A mediados del siglo pasado,
cuando vine a este mundo,
los bebés se morían de paludismo
o de disentería.
Pero no me morí. Llegué a ser joven.

Varios de mis amigos de juventud
fueron asesinados por algún gobierno.
Por lo visto, no me estaba deparada esa suerte.
Más bien seguí creciendo.

Tampoco me fue dado morir de una sobredosis
como le ocurrió a uno que otro
ni dejé los pedazos en un accidente de tránsito.

Alguna vez robé para comer
o para comprarle flores a alguien
pero no he matado ni violado a nadie.

Nací sin la glándula de la fe
y no tuve buena suerte con las creencias
mas no por eso he orinado en el altar de Cristo
o gritado blasfemias en la mezquita
o untado un moco en el Muro de los Lamentos
aunque, por supuesto,
hice muchas cosas que no habría debido hacer.
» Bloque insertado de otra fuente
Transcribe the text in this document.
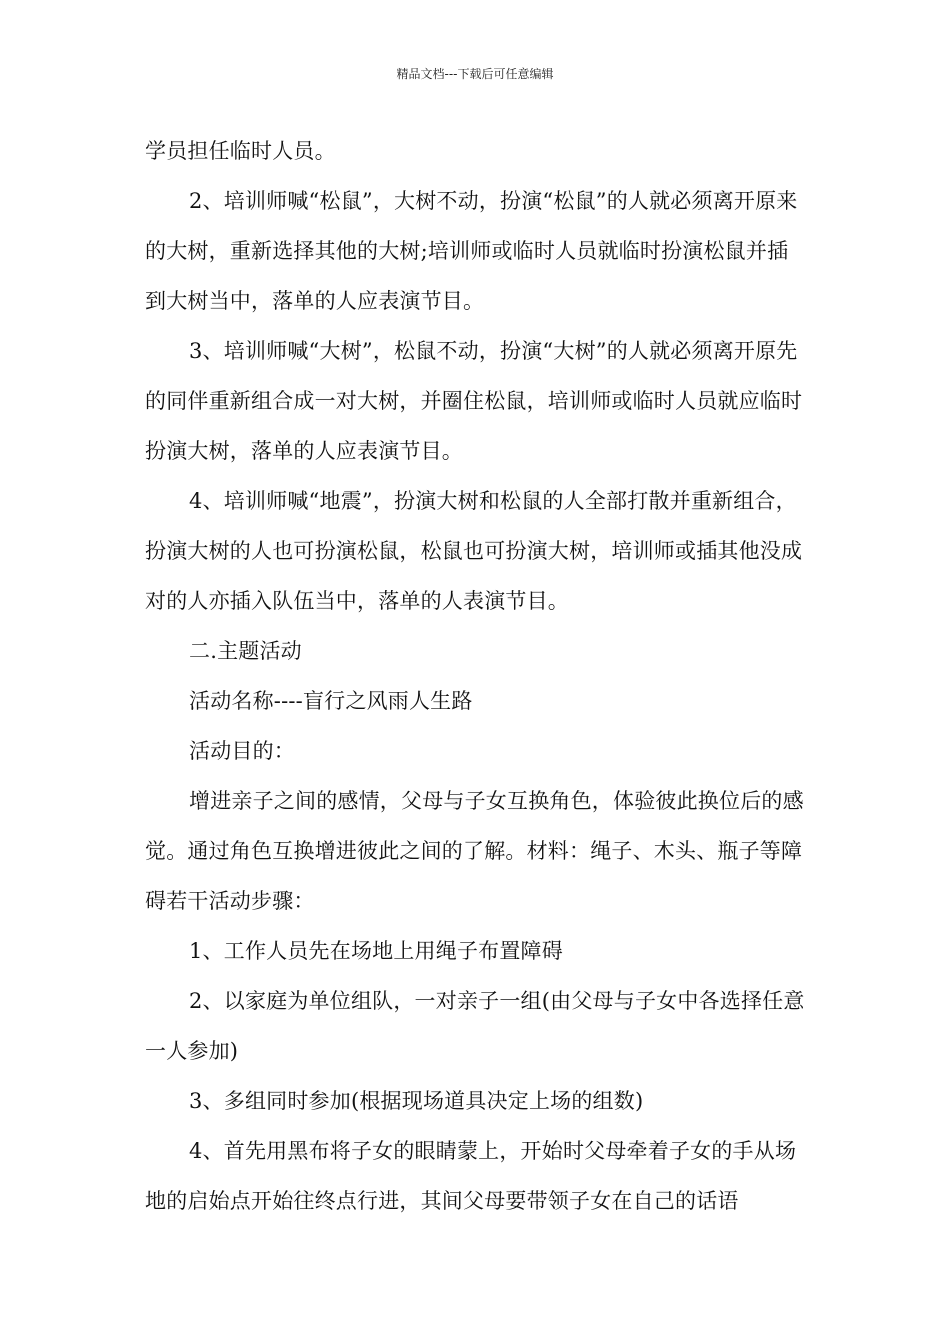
精品文档---下载后可任意编辑

学员担任临时人员。

2、培训师喊“松鼠”，大树不动，扮演“松鼠”的人就必须离开原来的大树，重新选择其他的大树;培训师或临时人员就临时扮演松鼠并插到大树当中，落单的人应表演节目。

3、培训师喊“大树”，松鼠不动，扮演“大树”的人就必须离开原先的同伴重新组合成一对大树，并圈住松鼠，培训师或临时人员就应临时扮演大树，落单的人应表演节目。

4、培训师喊“地震”，扮演大树和松鼠的人全部打散并重新组合，扮演大树的人也可扮演松鼠，松鼠也可扮演大树，培训师或插其他没成对的人亦插入队伍当中，落单的人表演节目。

二.主题活动

活动名称----盲行之风雨人生路

活动目的：

增进亲子之间的感情，父母与子女互换角色，体验彼此换位后的感觉。通过角色互换增进彼此之间的了解。材料：绳子、木头、瓶子等障碍若干活动步骤：

1、工作人员先在场地上用绳子布置障碍

2、以家庭为单位组队，一对亲子一组(由父母与子女中各选择任意一人参加)

3、多组同时参加(根据现场道具决定上场的组数)

4、首先用黑布将子女的眼睛蒙上，开始时父母牵着子女的手从场地的启始点开始往终点行进，其间父母要带领子女在自己的话语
Puede ser que a los 30 me hubiese gustado
morir de amor. Pero eso no estaba en mi destino.

A fin de cuentas, tuve una hija;
a veces consigo hacerla reír,
aunque por lo general me sigue la corriente
y me dice mentiras piadosas.

Me hice de un oficio;
logré conocer París y hasta Moscú y Estambul
y no me he partido la madre en un avionazo.
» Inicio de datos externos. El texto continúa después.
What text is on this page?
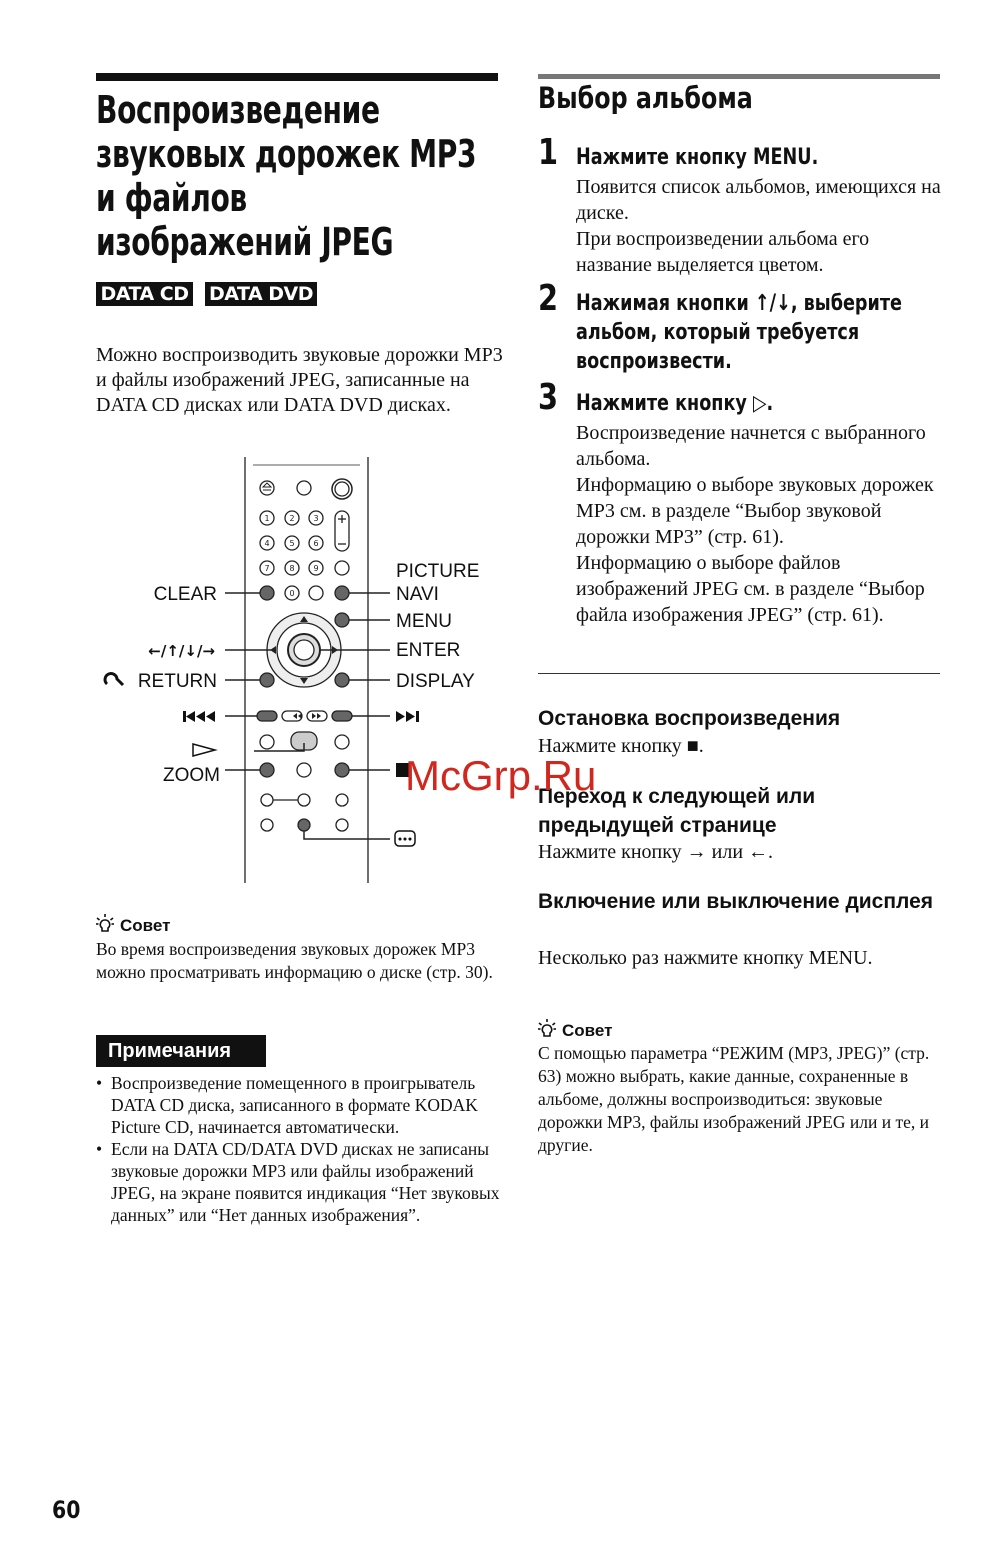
Воспроизведение
звуковых дорожек MP3
и файлов
изображений JPEG
DATA CD DATA DVD
Можно воспроизводить звуковые дорожки MP3 и файлы изображений JPEG, записанные на DATA CD дисках или DATA DVD дисках.
1 2 3
4 5 6
7 8 9
0
CLEAR
←/↑/↓/→
RETURN
ZOOM
PICTURE
NAVI
MENU
ENTER
DISPLAY
Совет
Во время воспроизведения звуковых дорожек MP3 можно просматривать информацию о диске (стр. 30).
Примечания
• Воспроизведение помещенного в проигрыватель DATA CD диска, записанного в формате KODAK Picture CD, начинается автоматически.
• Если на DATA CD/DATA DVD дисках не записаны звуковые дорожки MP3 или файлы изображений JPEG, на экране появится индикация “Нет звуковых данных” или “Нет данных изображения”.
60
Выбор альбома
1 Нажмите кнопку MENU.
Появится список альбомов, имеющихся на диске.
При воспроизведении альбома его название выделяется цветом.
2 Нажимая кнопки ↑/↓, выберите
альбом, который требуется
воспроизвести.
3 Нажмите кнопку ▷.
Воспроизведение начнется с выбранного альбома.
Информацию о выборе звуковых дорожек MP3 см. в разделе “Выбор звуковой дорожки MP3” (стр. 61).
Информацию о выборе файлов изображений JPEG см. в разделе “Выбор файла изображения JPEG” (стр. 61).
Остановка воспроизведения
Нажмите кнопку ■.
Переход к следующей или предыдущей странице
Нажмите кнопку → или ←.
Включение или выключение дисплея
Несколько раз нажмите кнопку MENU.
Совет
С помощью параметра “РЕЖИМ (MP3, JPEG)” (стр. 63) можно выбрать, какие данные, сохраненные в альбоме, должны воспроизводиться: звуковые дорожки MP3, файлы изображений JPEG или и те, и другие.
McGrp.Ru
Tengo jirones de familia sanguínea por aquí y por allá,
me quieren y los quiero y todos lo sabemos,
y también tengo
mucha familia de adopción voluntaria
–mamás, papás, hermanas y hermanos–
y entre todos nos mantenemos atornillados a la cáscara del mundo.
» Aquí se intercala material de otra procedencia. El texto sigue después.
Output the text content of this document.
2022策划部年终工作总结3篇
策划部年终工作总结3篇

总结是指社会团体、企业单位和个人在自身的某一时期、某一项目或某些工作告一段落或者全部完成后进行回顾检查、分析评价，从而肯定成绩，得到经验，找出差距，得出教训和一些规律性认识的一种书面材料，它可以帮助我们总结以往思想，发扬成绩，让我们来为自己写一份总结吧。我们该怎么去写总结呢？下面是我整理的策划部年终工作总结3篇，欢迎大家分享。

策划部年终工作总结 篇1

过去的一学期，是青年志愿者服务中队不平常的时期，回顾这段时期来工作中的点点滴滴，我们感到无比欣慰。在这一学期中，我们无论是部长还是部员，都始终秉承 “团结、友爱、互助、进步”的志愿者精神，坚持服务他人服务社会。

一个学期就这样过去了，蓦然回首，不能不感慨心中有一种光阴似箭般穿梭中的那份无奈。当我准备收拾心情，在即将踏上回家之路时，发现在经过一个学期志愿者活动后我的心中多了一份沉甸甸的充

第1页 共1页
Conozco a una mujer misteriosa
que es un poco niña desamparada y un poco maestra inflexible,
que me sorprende siempre,
me exprime hasta la última gota de la ternura
y me tiene la mente ocupada en pensamientos lascivos
16 horas de cada día.

Leí cuatro o cinco cosas y sobre ellas
he ido construyendo un pequeño edificio
de lecturas subsecuentes
desde cuya azotea miro el valle que me rodea.

A propósito de construcciones,
tengo una pequeña casa en la que caben
cuatro o cinco personas (ochenta, máximo),
dos perros, siete pericos australianos,
una colonia de búlgaros que me regaló Diana,
un coche viejo y una computadora que algún día
rellenaré de tierra y le sembraré geranios.

Por lo pronto, me he vuelto una especie de médium
–aunque no crea en esas cosas–
por cuya boca alguna gente dialoga consigo misma
(aunque eso no me exime de ir a comprar verduras,
de pagar impuestos a regañadientes,
de detenerme en los semáforos cuando están en rojo,
de ser común y corriente).
Tal vocación me sigue siendo extraña
pero me ha multiplicado las amistades.

Creo que hay que creer
y no ser demasiado cínico
y que la sangre recorre el organismo
sin más propósito que producir cosas buenas
como un orgasmo,
o cuando menos, interesantes,
como un poema,
o, ya de perdida, graciosas,
como un chiste.

También creo que uno no es nada sin los otros,
sin los demás de antes,
sin los demás de ahora,
sin los demás de mañana,
sin los otros de aquí a la vuelta y sin los otros de las Antípodas
y que se debe decir “gracias”
a la mayor parte de los humanos que habitaron, habitan
y habitarán en el mundo.

No he terminado con esa tarea.
Será tal vez por eso que he llegado a los 54
y sigo sin morirme.

Pedro Miguel es hijo del gran poeta guatemalteco Manuel José Arce, fallecido en el exilio en Francia.
Reside en México, en donde participa activamente en política y cultura.